Carlyle D. Marsden (1921-1976)

Carlyle Davenport Marsden was born on December 9, 1921, in Parowan, Utah. He was the son of William and Della Jane Marsden. He was survived by his widow, three sons and two daughters, 10 grandchildren, two brothers and four sisters.

He had been a music teacher at Eisenhower Junior High School in the Granite School District in Salt Lake, and also taught at Brigham Young University.

He was a veteran of World War II, serving in the Army in the Pacific Theater.

He attended the College of Southern Utah in Cedar City for two years, and received his bachelor degree from Brigham Young University and his masters degree from the University of Utah. He also did graduate work at Claremont College, Occidental and Cal State in Los Angeles, California.

He had filled an LDS Mission in the New England States and had been a member of the bishopric and high council in Pomona, Calif. He had been music regional representative, stake and ward organist, and stake choir director. He had also been Sunday School superintendent in Salt Lake City.

Carlyle was outed in March 1976. This led him to take his own life on March 8, 1976. He was 54 years old.

Carlyle is buried at the Kaysville City Cemetery in Utah.

Carlyle's grandson Douglas Stewart was a gay Mormon and sadly committed suicide on March 8, 2006, exactly 30 years to the day his grandfather committed suicide.


Tribute by a Former Student

I recently came across the information in your website listing Carlyle D. Marsden as one of the LDS members that committed suicide back in 1976 after he was outed as a homosexual.

I am writing to tell you that in 1963-1964 he was my music teacher at Fremont Junior High school in Pomona California. I am now 56 years old and living in Salem, Oregon but I will never forget that man. He taught the best vocal music class I have ever attended. He had written an arrangement for a song called “Master, the Tempest is Raging” I have a recording of our choir singing it with him directing, somewhere deep in my garage.

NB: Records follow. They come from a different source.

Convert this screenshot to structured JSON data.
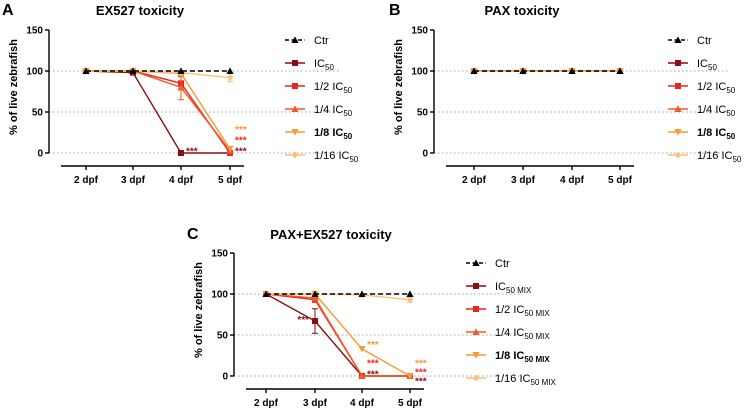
{
  "colors": {
    "ctr": "#000000",
    "ic50": "#8b0d0d",
    "half": "#e8251e",
    "quarter": "#f15a22",
    "eighth": "#f79b33",
    "sixteenth": "#f9c27a"
  },
  "chart_data": [
    {
      "panel": "A",
      "type": "line",
      "title": "EX527 toxicity",
      "xlabel": "",
      "ylabel": "% of live zebrafish",
      "categories": [
        "2 dpf",
        "3 dpf",
        "4 dpf",
        "5 dpf"
      ],
      "ylim": [
        0,
        150
      ],
      "yticks": [
        0,
        50,
        100,
        150
      ],
      "grid": "horizontal dotted",
      "legend_position": "right",
      "series": [
        {
          "key": "ctr",
          "name": "Ctr",
          "sub": "",
          "bold": false,
          "values": [
            100,
            100,
            100,
            100
          ],
          "errors": [
            0,
            0,
            0,
            0
          ]
        },
        {
          "key": "ic50",
          "name": "IC",
          "sub": "50",
          "bold": false,
          "values": [
            100,
            98,
            0,
            0
          ],
          "errors": [
            0,
            2,
            0,
            0
          ]
        },
        {
          "key": "half",
          "name": "1/2 IC",
          "sub": "50",
          "bold": false,
          "values": [
            100,
            100,
            85,
            0
          ],
          "errors": [
            0,
            0,
            8,
            0
          ]
        },
        {
          "key": "quarter",
          "name": "1/4 IC",
          "sub": "50",
          "bold": false,
          "values": [
            100,
            100,
            80,
            3
          ],
          "errors": [
            0,
            0,
            15,
            0
          ]
        },
        {
          "key": "eighth",
          "name": "1/8 IC",
          "sub": "50",
          "bold": true,
          "values": [
            100,
            100,
            97,
            5
          ],
          "errors": [
            0,
            0,
            3,
            0
          ]
        },
        {
          "key": "sixteenth",
          "name": "1/16 IC",
          "sub": "50",
          "bold": false,
          "values": [
            100,
            100,
            98,
            92
          ],
          "errors": [
            0,
            0,
            2,
            5
          ]
        }
      ],
      "annotations": [
        {
          "text": "***",
          "x_index": 2,
          "y": 2,
          "color_key": "ic50"
        },
        {
          "text": "***",
          "x_index": 3,
          "y": 28,
          "color_key": "eighth"
        },
        {
          "text": "***",
          "x_index": 3,
          "y": 15,
          "color_key": "half"
        },
        {
          "text": "***",
          "x_index": 3,
          "y": 2,
          "color_key": "ic50"
        }
      ]
    },
    {
      "panel": "B",
      "type": "line",
      "title": "PAX toxicity",
      "xlabel": "",
      "ylabel": "% of live zebrafish",
      "categories": [
        "2 dpf",
        "3 dpf",
        "4 dpf",
        "5 dpf"
      ],
      "ylim": [
        0,
        150
      ],
      "yticks": [
        0,
        50,
        100,
        150
      ],
      "grid": "horizontal dotted",
      "legend_position": "right",
      "series": [
        {
          "key": "ctr",
          "name": "Ctr",
          "sub": "",
          "bold": false,
          "values": [
            100,
            100,
            100,
            100
          ],
          "errors": [
            0,
            0,
            0,
            0
          ]
        },
        {
          "key": "ic50",
          "name": "IC",
          "sub": "50",
          "bold": false,
          "values": [
            100,
            100,
            100,
            100
          ],
          "errors": [
            0,
            0,
            0,
            0
          ]
        },
        {
          "key": "half",
          "name": "1/2 IC",
          "sub": "50",
          "bold": false,
          "values": [
            100,
            100,
            100,
            100
          ],
          "errors": [
            0,
            0,
            0,
            0
          ]
        },
        {
          "key": "quarter",
          "name": "1/4 IC",
          "sub": "50",
          "bold": false,
          "values": [
            100,
            100,
            100,
            100
          ],
          "errors": [
            0,
            0,
            0,
            0
          ]
        },
        {
          "key": "eighth",
          "name": "1/8 IC",
          "sub": "50",
          "bold": true,
          "values": [
            100,
            100,
            100,
            100
          ],
          "errors": [
            0,
            0,
            0,
            0
          ]
        },
        {
          "key": "sixteenth",
          "name": "1/16 IC",
          "sub": "50",
          "bold": false,
          "values": [
            100,
            100,
            100,
            100
          ],
          "errors": [
            0,
            0,
            0,
            0
          ]
        }
      ],
      "annotations": []
    },
    {
      "panel": "C",
      "type": "line",
      "title": "PAX+EX527 toxicity",
      "xlabel": "",
      "ylabel": "% of live zebrafish",
      "categories": [
        "2 dpf",
        "3 dpf",
        "4 dpf",
        "5 dpf"
      ],
      "ylim": [
        0,
        150
      ],
      "yticks": [
        0,
        50,
        100,
        150
      ],
      "grid": "horizontal dotted",
      "legend_position": "right",
      "series": [
        {
          "key": "ctr",
          "name": "Ctr",
          "sub": "",
          "bold": false,
          "values": [
            100,
            100,
            100,
            100
          ],
          "errors": [
            0,
            0,
            0,
            0
          ]
        },
        {
          "key": "ic50",
          "name": "IC",
          "sub": "50 MIX",
          "bold": false,
          "values": [
            100,
            67,
            0,
            0
          ],
          "errors": [
            0,
            15,
            0,
            0
          ]
        },
        {
          "key": "half",
          "name": "1/2 IC",
          "sub": "50 MIX",
          "bold": false,
          "values": [
            100,
            93,
            0,
            0
          ],
          "errors": [
            0,
            3,
            0,
            0
          ]
        },
        {
          "key": "quarter",
          "name": "1/4 IC",
          "sub": "50 MIX",
          "bold": false,
          "values": [
            100,
            95,
            0,
            0
          ],
          "errors": [
            0,
            2,
            0,
            0
          ]
        },
        {
          "key": "eighth",
          "name": "1/8 IC",
          "sub": "50 MIX",
          "bold": true,
          "values": [
            100,
            100,
            33,
            0
          ],
          "errors": [
            0,
            0,
            0,
            0
          ]
        },
        {
          "key": "sixteenth",
          "name": "1/16 IC",
          "sub": "50 MIX",
          "bold": false,
          "values": [
            100,
            100,
            99,
            93
          ],
          "errors": [
            0,
            0,
            0,
            3
          ]
        }
      ],
      "annotations": [
        {
          "text": "***",
          "x_index": 1,
          "y": 68,
          "color_key": "ic50",
          "side": "left"
        },
        {
          "text": "***",
          "x_index": 2,
          "y": 38,
          "color_key": "eighth"
        },
        {
          "text": "***",
          "x_index": 2,
          "y": 15,
          "color_key": "half"
        },
        {
          "text": "***",
          "x_index": 2,
          "y": 2,
          "color_key": "ic50"
        },
        {
          "text": "***",
          "x_index": 3,
          "y": 15,
          "color_key": "eighth"
        },
        {
          "text": "***",
          "x_index": 3,
          "y": 4,
          "color_key": "half"
        },
        {
          "text": "***",
          "x_index": 3,
          "y": -7,
          "color_key": "ic50"
        }
      ]
    }
  ]
}
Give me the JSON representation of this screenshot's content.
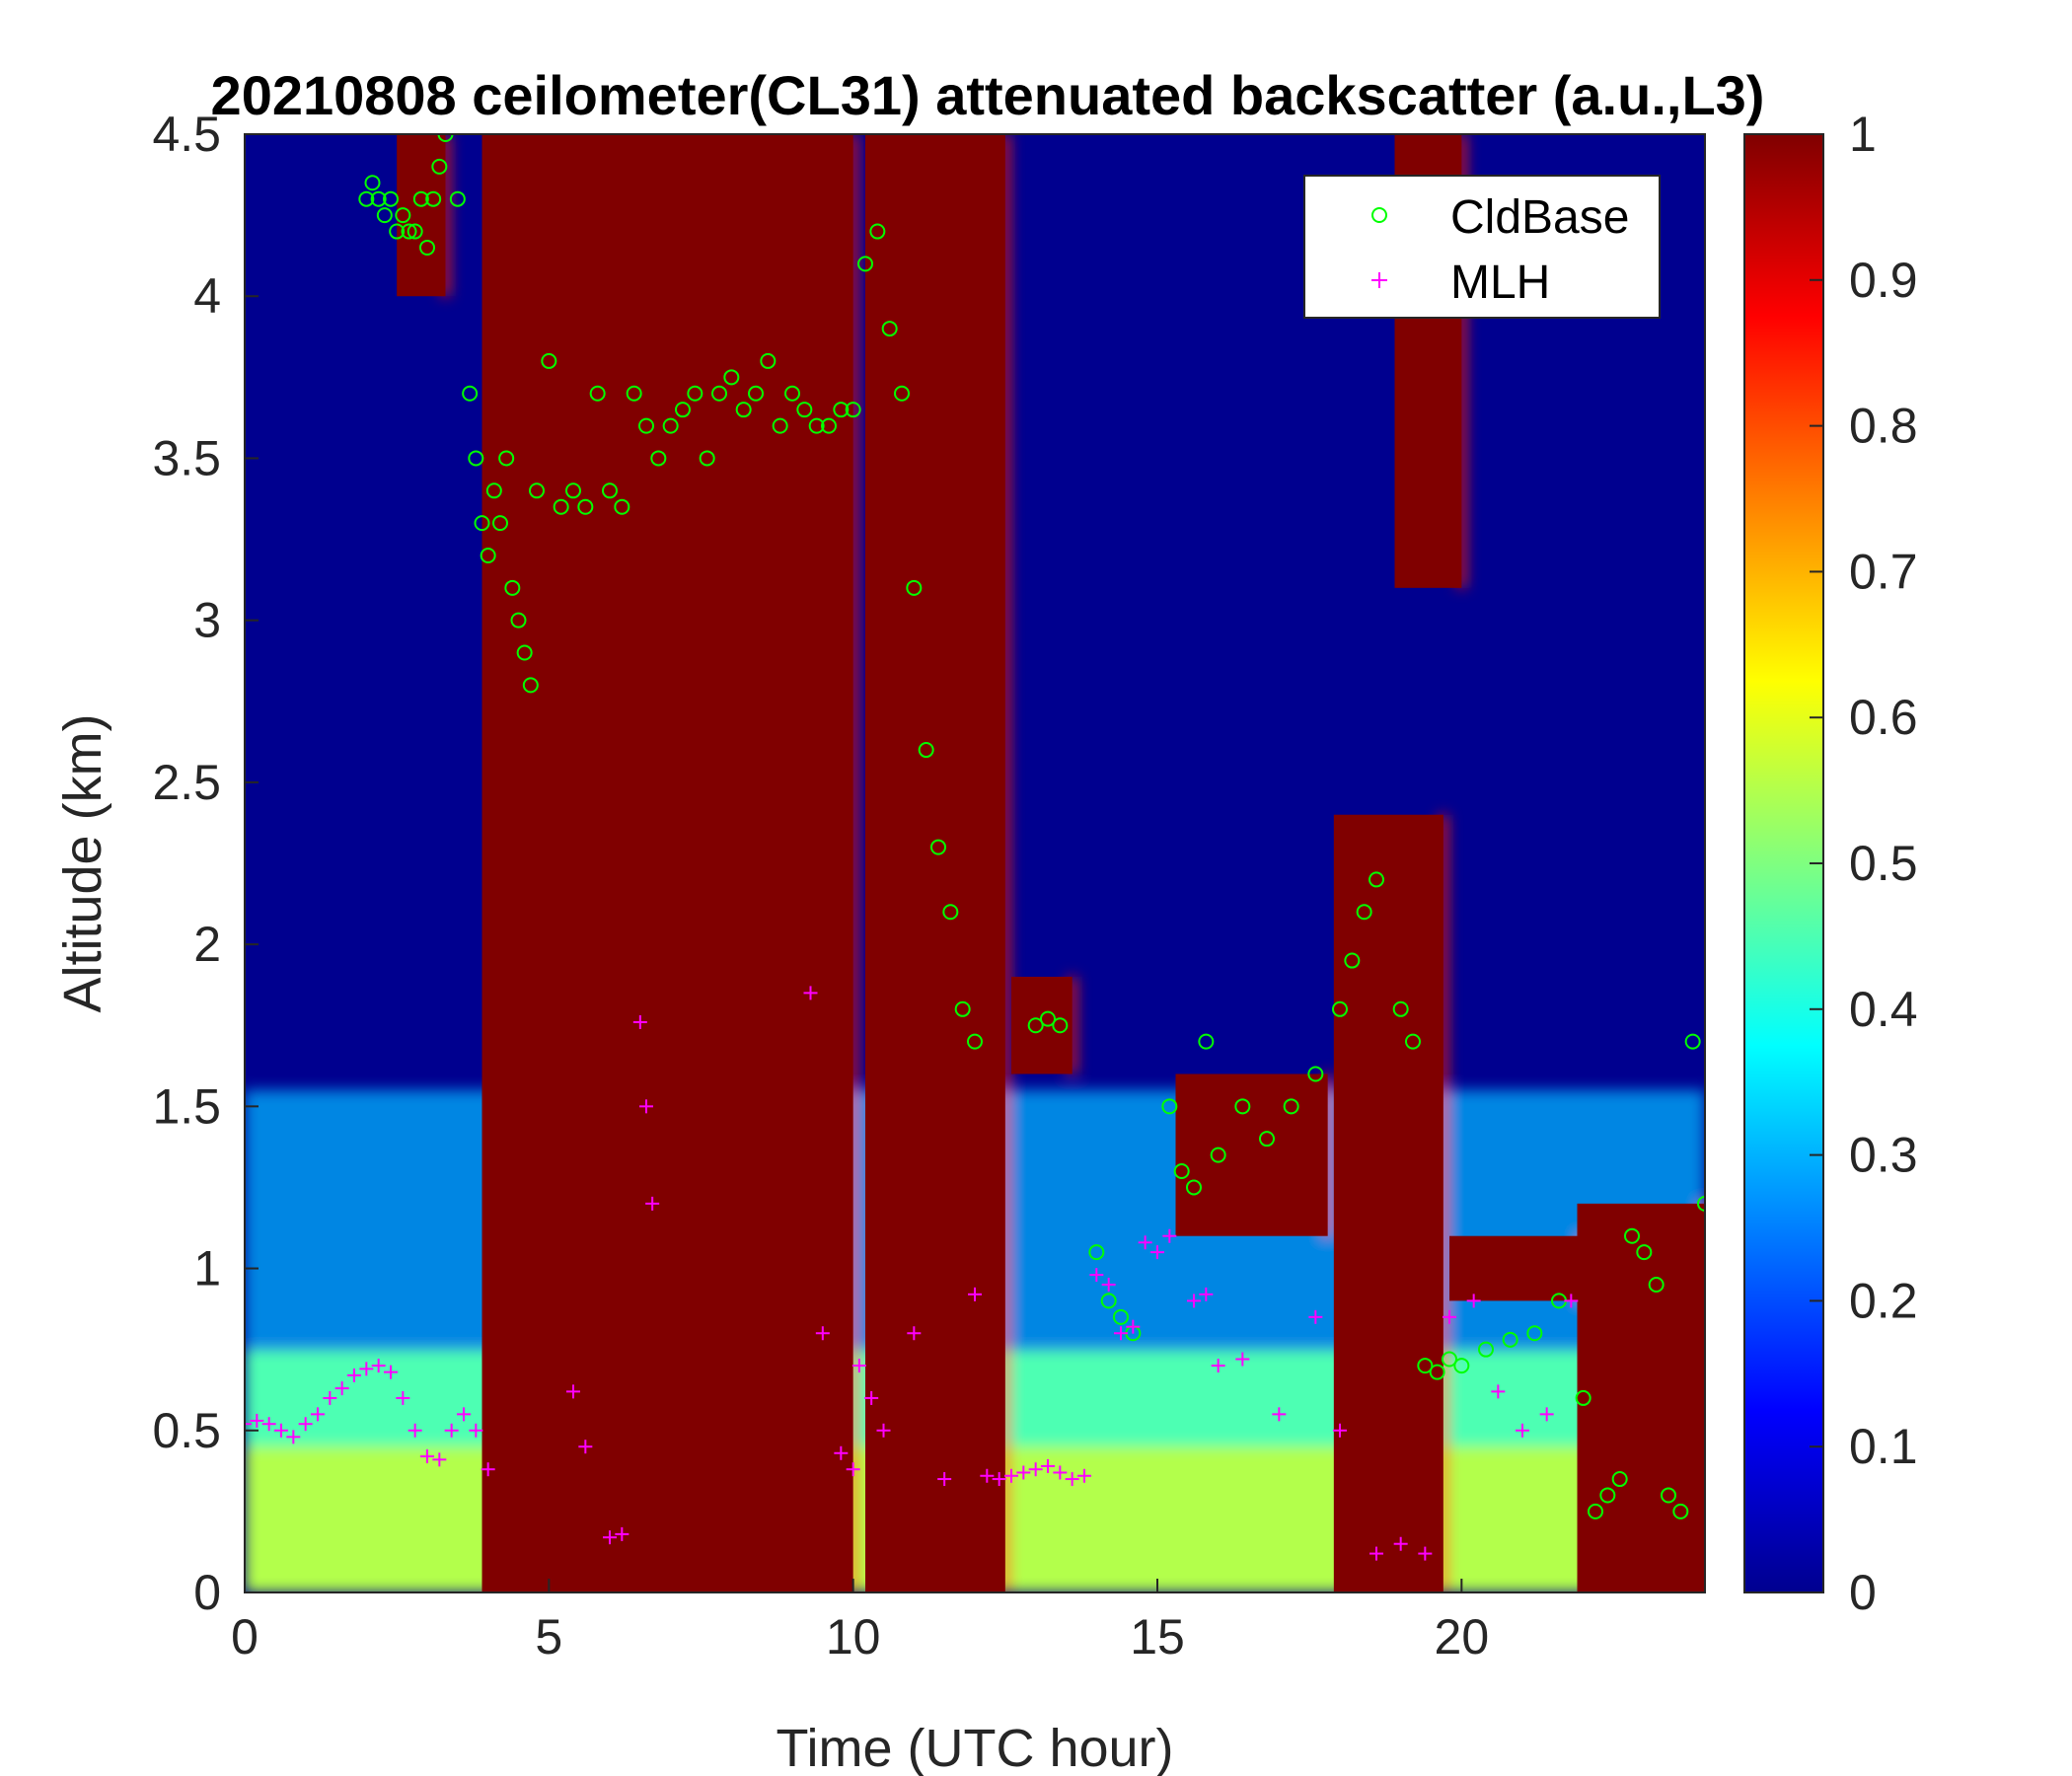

Mr. Marsden was a great believer in the use of the diaphragm when singing and I have since taught this method, just as he did, to my students. I was horrified that this gentle, wonderful, talented, man ended his life feeling so alone and ashamed of himself.

I have remembered him so well and so long because of his dedication and talent as a music teacher. He was caring, and nurturing. He gave us strength just by his presence. I can recount far too many wonderful things that he said and did for us as a class to even begin to put them here in this letter to you.

I just though you should know that what you have done on your website is a wonderful memorial to these people. There is not a week that goes by that I have not thought of Mr. Marsden since my junior high school years. I always wanted to be just like him, calm, cool collected and kind to all.

I hope his family knows how many lives he touched in a good and gentle way, yet with the strength of a great leader.

So very sad to hear his life ended this way. Thank you for your excellent work in making this horrible truth known.